I entered clinic as a third-year intern being able to perform gonioscopy but frankly afraid of it. Hey, I was a kid. Further, it is akin to a bad joke that the internal reflective properties of the cornea (which is a clear tissue) make mirrors necessary to view the structures of the anterior chamber angle. By the end of a couple of weeks with this attending who was, I’ll stop just short of “trial by fire,” the procedure became second nature to me. Diagnostic contact lenses frightened me no more!
To this day, I am still a fan of performing dilated fundoscopy of the posterior pole through the center lens of a 3-mirror lens when views are difficult to attain. I am not sure, but I would guess that’s a dying art.
Speaking of times when it is difficult to get a good view of a fundus, let me share with you another clinical pointer which has continued to be of great help through the years. When I was a fourth-year intern, I had a patient who was particularly squeamish about having bright light directed at her macula (and rightfully so, I might add). Unfortunately, she also had moderate cataracts. I should also mention that this was her cataract evaluation to determine if she was a good candidate for cataract extraction. I sheepishly went in and asked my attending to check my exam findings as I was having a difficult time viewing her maculas. He did, but not before saying 4 words that proved to be of great and lasting service: “Go take some photos.”
I did, and the photos I took complemented my examination of the patient greatly. I recall later on in my residency being in a room with maybe half a dozen interns when the attending asked if anyone had ever missed something in a retina and later picked it up on a retinal photograph. The sole hand that went up was mine. He looked at me and said, “Honest man.” Well, I suppose I am nothing if not honest.
No one can argue the fact that it is pointedly simpler to sit back and look at a high-quality photo and digest all of its details and characteristics while sipping coffee than it is to fight the remarkably strong orbicularis muscles of a patient whose eyes instinctively undergo a complete Bell’s phenomenon when his lids are pried open for fundoscopy.

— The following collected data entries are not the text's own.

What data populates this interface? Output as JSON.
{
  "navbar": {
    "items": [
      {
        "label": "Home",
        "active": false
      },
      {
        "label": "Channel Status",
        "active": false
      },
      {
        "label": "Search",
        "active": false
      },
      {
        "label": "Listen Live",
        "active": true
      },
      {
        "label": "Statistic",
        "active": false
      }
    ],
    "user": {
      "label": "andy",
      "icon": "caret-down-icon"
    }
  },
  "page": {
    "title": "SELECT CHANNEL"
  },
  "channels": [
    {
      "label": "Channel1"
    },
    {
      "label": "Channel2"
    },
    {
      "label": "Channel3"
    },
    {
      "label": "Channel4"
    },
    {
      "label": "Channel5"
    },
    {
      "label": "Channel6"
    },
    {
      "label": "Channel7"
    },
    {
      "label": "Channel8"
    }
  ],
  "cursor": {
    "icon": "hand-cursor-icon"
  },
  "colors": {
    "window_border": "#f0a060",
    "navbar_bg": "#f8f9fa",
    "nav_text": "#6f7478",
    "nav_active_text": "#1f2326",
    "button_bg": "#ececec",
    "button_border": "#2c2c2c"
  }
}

No, I do not think photos take the place of live fundoscopy (not even stereo photos), but they do have their place. Some clinicians have techniques which are more proficient than others, but no one is superhuman.
So, what do gonioscopy and photography have in common? With that question in mind, I turn to a review on anterior chamber angle assessment.1 This review paper goes through several different methods by which the anterior chamber angles can be assessed. Several different examples of gonio-photographic technology are discussed, as are other technologies such as anterior segment optical coherence tomography (AS-OCT) and ultrasound biomicroscopy (UBM).
Acquiring high-quality photographic images of the anterior chamber angles has obvious advantages. The ability to assess a static image of an angle is a luxury I do not currently have, but I am envious of those who do. As for UBM, it is a relatively simple procedure which can quickly determine a narrow angle. As its name implies, UBM technology makes use of sound waves to “view” the structures of the angle.
AS-OCT is a quick procedure that is simple to perform and good at identifying narrow angles. Instead of sound waves, AS-OCT makes use of electromagnetic radiation (of course, at safe levels) in order to acquire its images. However, there are aspects of the anterior chamber angle beyond the position and configuration which need to be assessed. When adding up all of these “qualitative” variables, such as pigment, glaucomflecken, blood, and subtle neovascularization, I am afraid we will have to continue performing gonioscopy for some time.